Coca-Cola Responds to Tom Brady’s ‘Poison’ Remarks

Before he called Coke 'poison for kids,' Brady was a paid spokesman for a Coca-Cola subsidiary.

tom-brady-smart-water

Image via Lebook.com

In Tom Brady’s revealing 45-minute radio interview yesterday—spawned by our expose of his BFF, guru, and body man Alex Guerrero—Brady took shots at “Western Medicine” and—clear out of the blue—hurled a bomb at junk food and how it’s marketed.

Here’s what Brady told WEEI’s Dennis and Callahan on Monday:

“You’ll probably go out and drink Coca-Cola and think, ‘Oh yeah, that’s no problem.’ Why? Because they pay lots of money for advertisements to think that you should drink Coca-Cola for a living? No, I totally disagree with that. And when people do that, I think that’s quackery. And the fact that they can sell that to kids? I mean, that’s poison for kids. But they keep doing it.”
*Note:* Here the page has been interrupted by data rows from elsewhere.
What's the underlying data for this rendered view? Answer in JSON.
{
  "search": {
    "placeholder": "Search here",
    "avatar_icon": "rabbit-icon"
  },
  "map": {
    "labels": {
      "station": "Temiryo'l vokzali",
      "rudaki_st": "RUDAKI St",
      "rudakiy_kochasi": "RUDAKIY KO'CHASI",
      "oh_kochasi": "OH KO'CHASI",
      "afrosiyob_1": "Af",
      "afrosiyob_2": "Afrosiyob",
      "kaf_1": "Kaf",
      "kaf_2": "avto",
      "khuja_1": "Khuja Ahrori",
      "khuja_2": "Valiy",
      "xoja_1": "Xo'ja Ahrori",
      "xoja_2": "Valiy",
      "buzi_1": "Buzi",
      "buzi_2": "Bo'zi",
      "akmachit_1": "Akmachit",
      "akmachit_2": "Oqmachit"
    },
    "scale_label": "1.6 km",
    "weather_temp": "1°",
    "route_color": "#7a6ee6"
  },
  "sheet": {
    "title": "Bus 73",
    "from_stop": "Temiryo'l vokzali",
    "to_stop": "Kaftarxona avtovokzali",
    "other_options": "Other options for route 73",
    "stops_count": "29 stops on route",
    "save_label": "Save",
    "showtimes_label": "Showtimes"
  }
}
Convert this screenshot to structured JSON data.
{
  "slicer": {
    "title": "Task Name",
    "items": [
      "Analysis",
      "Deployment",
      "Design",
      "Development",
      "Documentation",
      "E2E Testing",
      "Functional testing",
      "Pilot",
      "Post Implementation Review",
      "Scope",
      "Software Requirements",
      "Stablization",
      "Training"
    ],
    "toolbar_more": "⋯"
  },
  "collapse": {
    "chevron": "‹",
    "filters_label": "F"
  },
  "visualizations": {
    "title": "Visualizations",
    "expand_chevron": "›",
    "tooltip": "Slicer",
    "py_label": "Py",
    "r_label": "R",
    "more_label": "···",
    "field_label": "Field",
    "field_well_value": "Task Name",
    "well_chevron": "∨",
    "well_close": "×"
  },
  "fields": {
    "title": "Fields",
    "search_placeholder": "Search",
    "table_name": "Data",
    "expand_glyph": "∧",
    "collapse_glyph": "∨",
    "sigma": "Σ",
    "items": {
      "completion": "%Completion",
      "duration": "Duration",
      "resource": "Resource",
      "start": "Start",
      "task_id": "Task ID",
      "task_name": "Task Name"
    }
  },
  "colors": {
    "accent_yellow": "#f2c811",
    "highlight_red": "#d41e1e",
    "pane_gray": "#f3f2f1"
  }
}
Newsflash: From 2007 until 2010, Tom Brady was a paid spokesman for the Coca-Cola Company’s Glaceau SmartWater. You may remember the ads. Back in 2007, Brady said of the drink, “It’s a replacement product that’s better for you, whether I’m working out or for the morning when I wake up.”

Asked about Brady’s comments that Coca-Cola is “poison for kids,” the cola behemoth provided the following statement to Boston:

“All of our beverages are safe and can be enjoyed as part of a balanced lifestyle. We offer more than 200 low‐ and no‐calorie beverages in the U.S. and Canada and a wide variety of smaller portion sizes of our regular drinks. As a responsible beverage company and marketer, we prominently provide calorie and sugar information for our beverages so people can choose what makes sense for them and their families.”

Reminder: Brady is the same human who endorsed a product called NeuroSafe, a drink that purported not only to prevent concussions but also to help people recover from traumatic head injuries.

“NeuroSafe makes me feel comfortable that if I get a concusion [sic] I can recover faster and more fully,” Brady was quoted as saying in a product endorsement in 2011.

Another endorsement for NeuroSafe came from Brady teammate Wes Welker, who suffered numerous concussions and is currently out of the league. The FTC investigated NeuroSafe and found no scientific evidence that it prevented or cured concussions. Guerrero, whose company sold and distributed NeuroSafe, shut down the company and agreed to give refunds to anyone who’d purchased it. He’s now Brady’s business partner in TB12 LLC, with a sprawling fitness and nutrition center at Patriots Place that reportedly treats many Patriots players.

For a guy who claims to perform regular brain exercises, Brady sure seems to have a short memory. He lambasts Coca-Cola but conveniently forgets that he used to endorse a Coca-Cola product. And, as Yahoo Sports pointed out in its recap of Brady’s WEEI filibuster on preventative non-Western medicine, he also seems to forget that he is not, in point of fact, utterly invincible.

“It kills me to see all these pitchers having Tommy John surgery, knowing that could be avoided [Brady told WEEI]. Hamstring pulls and groin injuries, so many of these things that I just shake my head and I go, I can’t believe that this still happens in today’s day and age. That’s why Alex and I started TB12, because I felt based on the care that I received over 10 years, this is what my calling will be after football, is to educate people, and what it really takes.”

Tell that to the Patriots, who listed Brady as questionable or probable with shoulder, finger, rib and foot problems for two straight entire seasons in 2009 and 2010. Maybe it took him a little while to acclimate to becoming an immortal under Guerrero’s guidelines, but that wouldn’t explain last year’s “significant” ankle injury during the regular season or the cold Brady suffered from during the Super Bowl week.

Of course there are benefits to a healthy diet, vegetable supplements and a holistic approach to life—and perhaps those things can prevent some injury and disease—but either Brady doesn’t understand how condescending it must sound to players with injuries he shakes his head at and doctors who treat patients that are suffering from the diseases Guerrero claims to have cured, or he just doesn’t care.